Chaetoceros guide
  1. Cells lightly silicified
  2. Frustules with fused or interlocking setae
  3. Cells joined into colonies
  4. Resting cells heavily silicified

Chaetoceros is a lightly silicified, centric diatom. Valves are elliptical to circular, with a single hollow spine (seta) projecting from each apex, such that each cell possesses four setae. Setae exhibit ultrastructural characters (e.g., spines, poroids) that are taxonomically informative. Radial costae originating from the valve center or central annulus and can be observed using scanning electron microscopy. The cingulum is composed of scale-like copulae. Setae join cells together into filaments, although a few species are solitary. In the microscope, frustules are usually observed in girdle view.

Chaetoceros is a large genus, with over 200 species. It is primarily a marine genus, with only a few representatives in inland waters. In non-marine waters, cells reach their greatest abundances in saline or brine contaminated rivers and lakes.

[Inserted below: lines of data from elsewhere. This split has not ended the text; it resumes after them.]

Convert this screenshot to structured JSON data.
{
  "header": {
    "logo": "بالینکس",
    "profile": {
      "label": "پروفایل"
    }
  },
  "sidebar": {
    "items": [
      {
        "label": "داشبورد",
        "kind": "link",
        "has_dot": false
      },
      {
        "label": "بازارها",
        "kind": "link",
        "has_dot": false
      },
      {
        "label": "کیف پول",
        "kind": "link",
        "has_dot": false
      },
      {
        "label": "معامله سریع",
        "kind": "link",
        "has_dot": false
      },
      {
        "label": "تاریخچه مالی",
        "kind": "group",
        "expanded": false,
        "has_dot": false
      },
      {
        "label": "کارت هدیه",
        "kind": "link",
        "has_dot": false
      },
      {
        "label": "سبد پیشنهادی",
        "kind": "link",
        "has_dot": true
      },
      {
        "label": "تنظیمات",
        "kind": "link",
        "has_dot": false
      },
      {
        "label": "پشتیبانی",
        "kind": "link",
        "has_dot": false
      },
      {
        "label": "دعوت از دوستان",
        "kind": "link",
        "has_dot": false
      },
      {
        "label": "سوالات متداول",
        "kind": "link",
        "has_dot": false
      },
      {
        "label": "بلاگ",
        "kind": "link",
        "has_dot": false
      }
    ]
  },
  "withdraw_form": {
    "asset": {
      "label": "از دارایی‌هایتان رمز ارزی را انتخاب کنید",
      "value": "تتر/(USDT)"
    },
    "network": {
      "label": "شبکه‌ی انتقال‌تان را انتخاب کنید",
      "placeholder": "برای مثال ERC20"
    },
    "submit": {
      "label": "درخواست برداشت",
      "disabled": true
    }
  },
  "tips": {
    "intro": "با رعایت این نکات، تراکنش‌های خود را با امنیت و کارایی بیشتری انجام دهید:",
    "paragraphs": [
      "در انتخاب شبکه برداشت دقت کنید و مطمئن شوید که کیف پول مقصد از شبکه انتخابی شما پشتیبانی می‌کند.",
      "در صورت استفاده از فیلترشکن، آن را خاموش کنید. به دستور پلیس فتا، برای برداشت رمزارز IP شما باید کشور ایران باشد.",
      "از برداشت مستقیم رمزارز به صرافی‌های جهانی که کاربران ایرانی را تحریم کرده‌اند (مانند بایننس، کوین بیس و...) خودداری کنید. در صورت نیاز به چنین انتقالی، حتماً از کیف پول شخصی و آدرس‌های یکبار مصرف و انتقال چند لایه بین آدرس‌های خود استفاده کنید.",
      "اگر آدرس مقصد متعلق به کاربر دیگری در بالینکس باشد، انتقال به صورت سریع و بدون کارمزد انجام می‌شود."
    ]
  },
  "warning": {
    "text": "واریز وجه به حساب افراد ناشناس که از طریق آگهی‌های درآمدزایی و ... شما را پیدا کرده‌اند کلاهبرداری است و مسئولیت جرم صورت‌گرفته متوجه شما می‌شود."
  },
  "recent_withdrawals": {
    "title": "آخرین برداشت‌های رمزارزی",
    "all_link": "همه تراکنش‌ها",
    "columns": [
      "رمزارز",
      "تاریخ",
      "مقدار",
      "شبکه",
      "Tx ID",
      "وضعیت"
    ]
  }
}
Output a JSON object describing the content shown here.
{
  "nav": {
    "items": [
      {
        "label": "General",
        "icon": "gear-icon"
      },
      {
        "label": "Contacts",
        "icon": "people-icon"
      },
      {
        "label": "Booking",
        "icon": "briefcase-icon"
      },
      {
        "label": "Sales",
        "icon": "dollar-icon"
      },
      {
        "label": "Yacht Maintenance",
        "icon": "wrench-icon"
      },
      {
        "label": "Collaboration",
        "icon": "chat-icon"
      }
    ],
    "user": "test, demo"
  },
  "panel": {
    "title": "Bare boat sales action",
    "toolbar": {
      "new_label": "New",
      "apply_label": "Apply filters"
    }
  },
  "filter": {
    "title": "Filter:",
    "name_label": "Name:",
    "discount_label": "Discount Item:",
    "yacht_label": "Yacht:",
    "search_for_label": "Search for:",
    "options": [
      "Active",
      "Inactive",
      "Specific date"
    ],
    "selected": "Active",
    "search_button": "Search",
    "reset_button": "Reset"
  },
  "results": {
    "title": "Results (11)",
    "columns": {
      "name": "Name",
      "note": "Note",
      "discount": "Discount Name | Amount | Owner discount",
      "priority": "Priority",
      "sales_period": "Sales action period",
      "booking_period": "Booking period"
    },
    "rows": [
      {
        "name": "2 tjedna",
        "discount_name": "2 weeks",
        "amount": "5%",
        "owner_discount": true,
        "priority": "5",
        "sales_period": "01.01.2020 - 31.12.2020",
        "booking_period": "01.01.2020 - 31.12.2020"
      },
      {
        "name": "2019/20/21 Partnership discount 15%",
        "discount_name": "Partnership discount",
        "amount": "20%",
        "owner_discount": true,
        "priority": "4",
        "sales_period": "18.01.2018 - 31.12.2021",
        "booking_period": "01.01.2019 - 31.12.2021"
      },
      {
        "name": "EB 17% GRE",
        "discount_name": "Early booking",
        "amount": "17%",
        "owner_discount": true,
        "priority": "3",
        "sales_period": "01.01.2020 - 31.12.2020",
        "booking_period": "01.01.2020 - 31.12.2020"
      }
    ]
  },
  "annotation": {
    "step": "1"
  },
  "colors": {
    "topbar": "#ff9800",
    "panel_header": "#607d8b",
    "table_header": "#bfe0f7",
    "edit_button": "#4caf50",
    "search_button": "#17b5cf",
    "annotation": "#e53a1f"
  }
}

Living cells are easily destroyed by harsh cleaning methods and so are best observed live or in burn mounts. Furthermore, the architecture of intact filaments and plastid morphology (e.g., number, location) are useful taxonomic characters. Living cells are lightly silicified. Some Chaetoceros species, particularly near-shore marine and non-marine species, produce heavily silicified resting cells which may be preserved in sediments.

Chaetoceros is capable of high growth rates and the cells contain high concentrations of lipids. As a result, Chaetoceros is a potential source for the harvesting of lipids for biofuels.